Ensuite, on peut voir le couple nom/valeur, indiquant le nom de votre enregistrement et la cible associée.

Le TTL est obligatoirement à 1 lorsque vous choisissez d'utiliser Cloudflare en mode proxy (Cloudflare masque votre IP et fait du cache).

Des enregistrements de type MX : Ils seront utilisés lorsque des mails vous sont envoyés. J'ai laissé volontairement ma propre configuration, qui utilise OVH.

resource "cloudflare_record" "for_each_records_mx" {
  for_each = var.mx_record_list

  zone_id  = var.cloudflare_configs["zone_id"]
  name     = var.cloudflare_configs["domain"]
  value    = each.value[0]
  type     = "MX"
  ttl      = 1
  priority = each.value[1]
}

On retrouve la même configuration que précédemment, mais avec un champ "priority" en surplus, qui permet de gérer la priorité des enregistrements MX. Très souvent, votre fournisseur de mail vous indiquera la configuration nécessaire à ce sujet afin de garantir une haute disponibilité de votre service de mail.

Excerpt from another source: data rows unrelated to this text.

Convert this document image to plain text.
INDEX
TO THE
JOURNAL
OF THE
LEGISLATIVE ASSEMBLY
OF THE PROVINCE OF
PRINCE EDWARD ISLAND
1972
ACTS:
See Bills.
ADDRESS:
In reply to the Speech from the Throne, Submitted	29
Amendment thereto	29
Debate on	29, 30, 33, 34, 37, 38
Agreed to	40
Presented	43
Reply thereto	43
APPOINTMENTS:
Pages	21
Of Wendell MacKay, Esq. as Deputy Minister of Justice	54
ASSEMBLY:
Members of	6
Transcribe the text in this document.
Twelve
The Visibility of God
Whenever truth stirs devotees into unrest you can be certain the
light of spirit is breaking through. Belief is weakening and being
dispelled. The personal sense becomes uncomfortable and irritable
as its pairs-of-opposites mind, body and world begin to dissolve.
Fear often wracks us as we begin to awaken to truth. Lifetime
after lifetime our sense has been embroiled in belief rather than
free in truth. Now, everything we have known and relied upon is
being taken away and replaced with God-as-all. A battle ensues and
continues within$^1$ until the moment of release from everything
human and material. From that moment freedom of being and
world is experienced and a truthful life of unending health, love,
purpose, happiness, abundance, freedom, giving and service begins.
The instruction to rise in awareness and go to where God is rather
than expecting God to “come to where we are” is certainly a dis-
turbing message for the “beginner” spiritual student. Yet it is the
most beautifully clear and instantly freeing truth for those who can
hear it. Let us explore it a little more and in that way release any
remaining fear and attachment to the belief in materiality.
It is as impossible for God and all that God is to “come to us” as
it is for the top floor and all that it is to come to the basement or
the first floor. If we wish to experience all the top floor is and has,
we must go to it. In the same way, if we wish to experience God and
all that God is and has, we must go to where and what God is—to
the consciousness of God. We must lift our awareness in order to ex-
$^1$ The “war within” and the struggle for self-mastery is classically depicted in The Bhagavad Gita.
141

resource "cloudflare_record" "caa" {
  zone_id = var.cloudflare_configs["zone_id"]
  name    = var.cloudflare_configs["domain"]
  data = {
    flags = "0"
    tag   = "issue"
    value = "letsencrypt.org"
  }
  type = "CAA"
  ttl  = 1
}

Enfin, vous trouverez un enregistrement CAA, dont j'ai déjà parlé dans le passé, qui permet d'indiquer les autorités qui peuvent délivrer un certificat pour ce domaine.

La structure est un peu plus complexe ici, car il s'agit de décomposer la structure du champ CAA (conformément à la RFC associée).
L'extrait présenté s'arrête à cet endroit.